Ricardo became more rapid and confidential:

"He wants to pay him off--pay both of you, at that; so he told me. He
was hot after you. He would have given all he had into those hands of
yours that have nearly strangled me. But you couldn't, eh? Nohow--what?"
He paused. "So, rather than--you followed a gentleman?"

He noticed a slight movement of her head and spoke quickly.

"Same here--rather than be a wage-slave. Only these foreigners aren't to
be trusted. You're too good for him. A man that will rob his best
chum?" She raised her head. He went on, well pleased with his progress,
whispering hurriedly: "Yes. I know all about him. So you may guess how
he's likely to treat a woman after a bit!"

He did not know that he was striking terror into her breast now. Still
the grey eyes remained fixed on him unmovably watchful, as if sleepy
under the white forehead. She was beginning to understand. His words
conveyed a definite, dreadful meaning to her mind, which he proceeded to
enlighten further in a convinced murmur.

"You and I are made to understand each other. Born alike, bred alike, I
guess. You are not tame. Same here! You have been chucked out into this
rotten world of 'yporcrits. Same here!"

Her stillness, her appalled stillness, wore to him an air of fascinated
attention. He asked abruptly:

"Where is it?"

She made an effort to breathe out:

"Where's what?"

His tone expressed excited secrecy.

"The swag--plunder--pieces. It's a game of grab. We must have it; but it
isn't easy, and so you will have to lend a hand. Come! is it kept in the
house?"

As often with women, her wits were sharpened by the very terror of the
glimpsed menace. She shook her head negatively.

"No."

"Sure?"

"Sure," she said.

"Ay! Thought so. Does your gentleman trust you?"

Again she shook her head.

"Blamed 'yporcrit," he said feelingly, and then reflected: "He's one of
the tame ones, ain't he?"

"You had better find out for yourself," she said.

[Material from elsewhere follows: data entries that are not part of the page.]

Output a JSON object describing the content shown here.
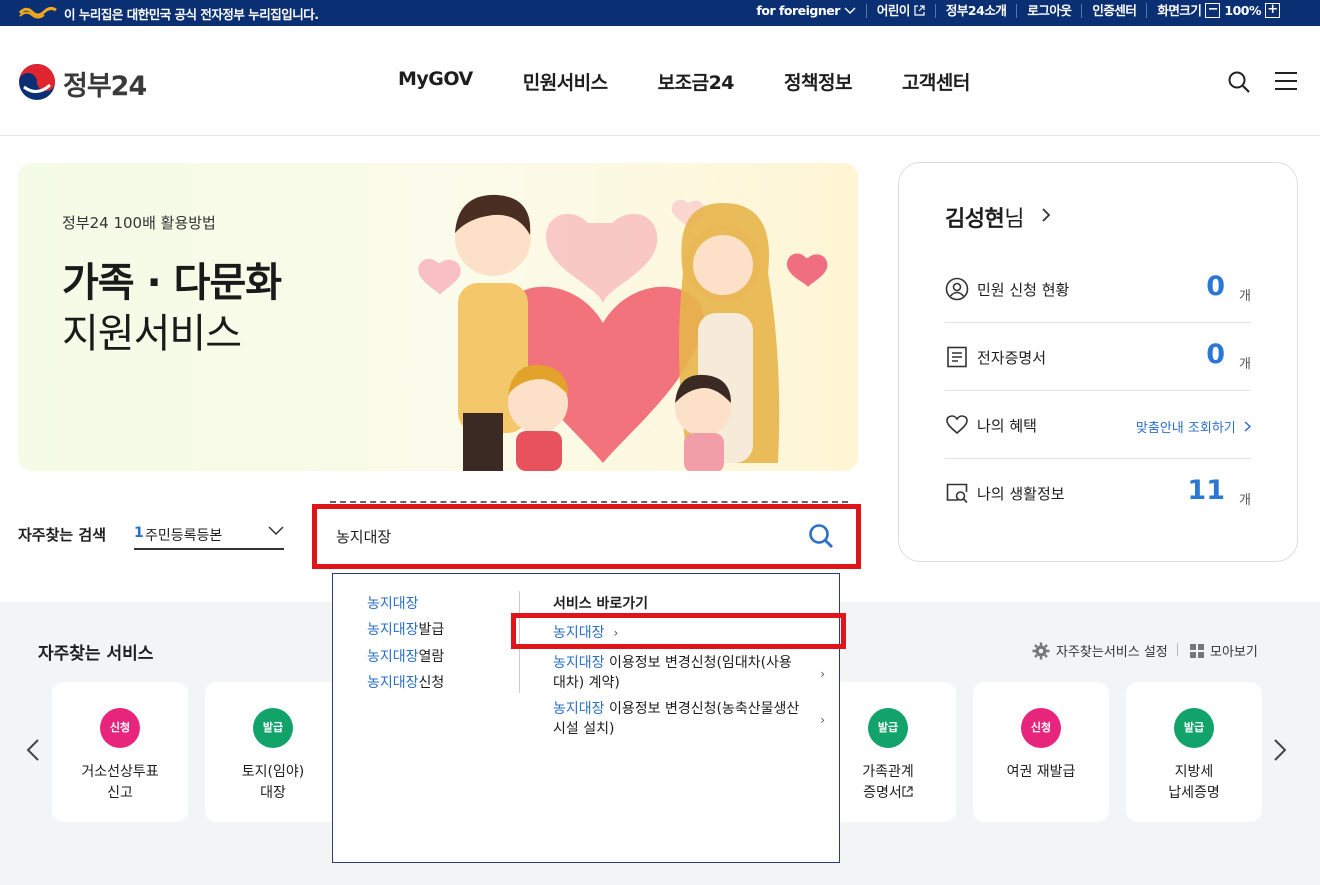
{
  "topbar": {
    "notice": "이 누리집은 대한민국 공식 전자정부 누리집입니다.",
    "links": [
      "for foreigner",
      "어린이",
      "정부24소개",
      "로그아웃",
      "인증센터"
    ],
    "font_size_label": "화면크기",
    "zoom": "100%",
    "zoom_minus": "−",
    "zoom_plus": "+"
  },
  "header": {
    "logo": "정부24",
    "nav": [
      "MyGOV",
      "민원서비스",
      "보조금24",
      "정책정보",
      "고객센터"
    ]
  },
  "banner": {
    "subtitle": "정부24 100배 활용방법",
    "title_bold": "가족 · 다문화",
    "title_light": "지원서비스"
  },
  "profile": {
    "name": "김성현",
    "honorific": "님",
    "rows": [
      {
        "label": "민원 신청 현황",
        "count": "0",
        "unit": "개",
        "icon": "user-circle-icon"
      },
      {
        "label": "전자증명서",
        "count": "0",
        "unit": "개",
        "icon": "document-icon"
      },
      {
        "label": "나의 혜택",
        "link": "맞춤안내 조회하기",
        "icon": "heart-icon"
      },
      {
        "label": "나의 생활정보",
        "count": "11",
        "unit": "개",
        "icon": "search-window-icon"
      }
    ]
  },
  "frequent_search": {
    "label": "자주찾는 검색",
    "rank": "1",
    "selected": "주민등록등본"
  },
  "search": {
    "value": "농지대장"
  },
  "autocomplete": {
    "suggestions": [
      {
        "hl": "농지대장",
        "rest": ""
      },
      {
        "hl": "농지대장",
        "rest": "발급"
      },
      {
        "hl": "농지대장",
        "rest": "열람"
      },
      {
        "hl": "농지대장",
        "rest": "신청"
      }
    ],
    "services_title": "서비스 바로가기",
    "services": [
      {
        "hl": "농지대장",
        "rest": ""
      },
      {
        "hl": "농지대장",
        "rest": " 이용정보 변경신청(임대차(사용대차) 계약)"
      },
      {
        "hl": "농지대장",
        "rest": " 이용정보 변경신청(농축산물생산시설 설치)"
      }
    ]
  },
  "frequent_services": {
    "title": "자주찾는 서비스",
    "settings_label": "자주찾는서비스 설정",
    "collect_label": "모아보기",
    "cards": [
      {
        "badge": "신청",
        "color": "#e7257d",
        "line1": "거소선상투표",
        "line2": "신고"
      },
      {
        "badge": "발급",
        "color": "#12a36a",
        "line1": "토지(임야)",
        "line2": "대장"
      },
      {
        "badge": "발급",
        "color": "#12a36a",
        "line1": "가족관계",
        "line2": "증명서"
      },
      {
        "badge": "신청",
        "color": "#e7257d",
        "line1": "여권 재발급",
        "line2": ""
      },
      {
        "badge": "발급",
        "color": "#12a36a",
        "line1": "지방세",
        "line2": "납세증명"
      }
    ]
  }
}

"You trust me. I don't want to die before you and I have made friends."
This was said with a strange air of feline gallantry. Then, tentatively:
"But he could be brought to trust you, couldn't he?"

"Trust me?" she said, in a tone which bordered on despair, but which he
mistook for derision.

"Stand in with us," he urged. "Give the chuck to all this blamed
'yporcrisy. Perhaps, without being trusted, you have managed to find out
something already, eh?"

"Perhaps I have," she uttered with lips that seemed to her to be
freezing fast.

Ricardo now looked at her calm face with something like respect. He was
even a little awed by her stillness, by her economy of words. Womanlike,
she felt the effect she had produced, the effect of knowing much and of
keeping all her knowledge in reserve. So far, somehow, this had come,
about of itself. Thus encouraged, directed in the way of duplicity, the
refuge of the weak, she made a heroically conscious effort and forced
her stiff, cold lips into a smile.

Duplicity--the refuge of the weak and the cowardly, but of the disarmed,
too! Nothing stood between the enchanted dream of her existence and
a cruel catastrophe but her duplicity. It seemed to her that the man
sitting there before her was an unavoidable presence, which had attended
all her life. He was the embodied evil of the world. She was not ashamed
of her duplicity. With a woman's frank courage, as soon as she saw
that opening she threw herself into it without reserve, with only one
doubt--that of her own strength. She was appalled by the situation; but
already all her aroused femininity, understanding that whether Heyst
loved her or not she loved him, and feeling that she had brought this on
his head, faced the danger with a passionate desire to defend her own.